Un policier australien a été formellement accusé d’avoir volé plus de 80 Bitcoins (BTC) confisqués il y a quelques années dans une affaire liée au trafic de drogue.
William Wheatley a comparu lors d’une audience de détention au tribunal de première instance de Melbourne, en Australie, où il fait face à des accusations de vol, de trafic de biens soupçonnés d’être le produit d’un crime et d’utilisation d’informations à des fins personnelles malhonnêtes.
Wheatley est accusé d’avoir détourné 81,6 Bitcoins déposés dans un portefeuille froid Trezor. Ce portefeuille a été saisi lors d’une opération policière contre le trafic de drogue en janvier 2019. Le policier faisait partie de l’opération de saisie.
Lors de l’audience de cette semaine, le détective Deon Achtypis, également participant à l’opération antidrogue, a déclaré que l’appareil avait été remis à l’unité spéciale Icarus, chargée de l’enquête.
Vol de Bitcoin
Selon Achtypis, trois semaines après la saisie, un tribunal a autorisé l’accès au portefeuille. Le 14 février 2019, lorsqu’ils ont finalement accédé au portefeuille, ils ont découvert que 81,6 Bitcoins avaient été transférés dans deux directions différentes le 29 janvier, quelques jours seulement avant l’autorisation d’accès.
Initialement, on pensait que les fonds avaient été retirés du portefeuille par des complices des trafiquants de drogue impliqués dans l’opération. Cependant, en 2021, de nouveaux outils de suivi des transactions ont indiqué que les Bitcoins se sont retrouvés entre les mains d’un policier impliqué dans l’enquête.
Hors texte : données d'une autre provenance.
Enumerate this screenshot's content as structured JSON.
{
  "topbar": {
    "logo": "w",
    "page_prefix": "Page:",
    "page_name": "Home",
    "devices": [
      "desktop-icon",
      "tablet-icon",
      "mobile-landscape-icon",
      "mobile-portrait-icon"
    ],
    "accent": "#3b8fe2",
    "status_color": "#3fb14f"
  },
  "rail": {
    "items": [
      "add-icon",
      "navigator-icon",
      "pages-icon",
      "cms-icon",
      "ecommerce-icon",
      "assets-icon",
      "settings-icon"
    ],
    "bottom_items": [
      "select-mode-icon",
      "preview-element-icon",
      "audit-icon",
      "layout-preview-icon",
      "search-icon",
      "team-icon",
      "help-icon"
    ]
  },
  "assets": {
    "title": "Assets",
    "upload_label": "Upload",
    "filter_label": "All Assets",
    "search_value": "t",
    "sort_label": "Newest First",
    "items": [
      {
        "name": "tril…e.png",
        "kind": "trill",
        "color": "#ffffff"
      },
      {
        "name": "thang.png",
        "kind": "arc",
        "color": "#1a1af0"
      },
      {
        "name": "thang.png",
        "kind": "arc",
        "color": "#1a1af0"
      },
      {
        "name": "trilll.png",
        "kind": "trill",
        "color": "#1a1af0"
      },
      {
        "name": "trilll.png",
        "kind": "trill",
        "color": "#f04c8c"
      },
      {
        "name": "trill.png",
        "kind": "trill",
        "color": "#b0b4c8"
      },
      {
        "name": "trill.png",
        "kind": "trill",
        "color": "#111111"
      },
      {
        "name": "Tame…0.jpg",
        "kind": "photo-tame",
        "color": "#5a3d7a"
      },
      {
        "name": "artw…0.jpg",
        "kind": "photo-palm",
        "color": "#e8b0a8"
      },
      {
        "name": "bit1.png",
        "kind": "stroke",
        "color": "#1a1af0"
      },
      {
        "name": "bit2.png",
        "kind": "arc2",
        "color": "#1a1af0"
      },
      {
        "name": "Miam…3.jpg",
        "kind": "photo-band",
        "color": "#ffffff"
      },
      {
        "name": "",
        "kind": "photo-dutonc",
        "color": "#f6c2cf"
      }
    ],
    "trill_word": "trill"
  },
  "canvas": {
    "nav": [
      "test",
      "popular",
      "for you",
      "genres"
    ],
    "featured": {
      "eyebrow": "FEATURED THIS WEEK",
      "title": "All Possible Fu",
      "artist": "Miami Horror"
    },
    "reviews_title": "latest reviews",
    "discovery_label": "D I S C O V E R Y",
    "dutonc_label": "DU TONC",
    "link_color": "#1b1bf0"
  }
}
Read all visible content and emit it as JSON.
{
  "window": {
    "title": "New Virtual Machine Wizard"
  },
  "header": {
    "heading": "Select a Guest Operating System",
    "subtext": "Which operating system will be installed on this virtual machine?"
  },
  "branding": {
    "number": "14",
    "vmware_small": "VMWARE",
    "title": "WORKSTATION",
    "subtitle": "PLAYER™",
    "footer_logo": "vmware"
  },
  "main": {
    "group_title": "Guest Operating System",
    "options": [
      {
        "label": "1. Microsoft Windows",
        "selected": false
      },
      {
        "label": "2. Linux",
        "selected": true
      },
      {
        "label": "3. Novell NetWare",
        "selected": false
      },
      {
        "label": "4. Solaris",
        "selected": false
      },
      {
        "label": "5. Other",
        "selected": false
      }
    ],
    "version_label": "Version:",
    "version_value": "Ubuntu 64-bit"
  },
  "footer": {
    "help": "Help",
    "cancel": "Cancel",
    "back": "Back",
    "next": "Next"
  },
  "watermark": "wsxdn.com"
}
Les enquêtes ont révélé qu’entre janvier et avril 2019, 28 transferts de Bitcoins volés ont eu lieu vers un compte appartenant à l’officier William Wheatley. Cette affaire met en évidence la traçabilité du Bitcoin, permettant l’identification de mouvements financiers associés à des délits.
Bien que BTC offre un certain degré de confidentialité, il s’agit d’un protocole pseudo-anonyme permettant le suivi des transactions. Cela contraste avec la monnaie fiduciaire, qui est beaucoup plus difficile à suivre.
Cette réalité renforce la préférence des criminels pour l’argent traditionnel plutôt que pour les crypto-monnaies dans diverses activités illicites, comme le reconnaissent même les autorités américaines.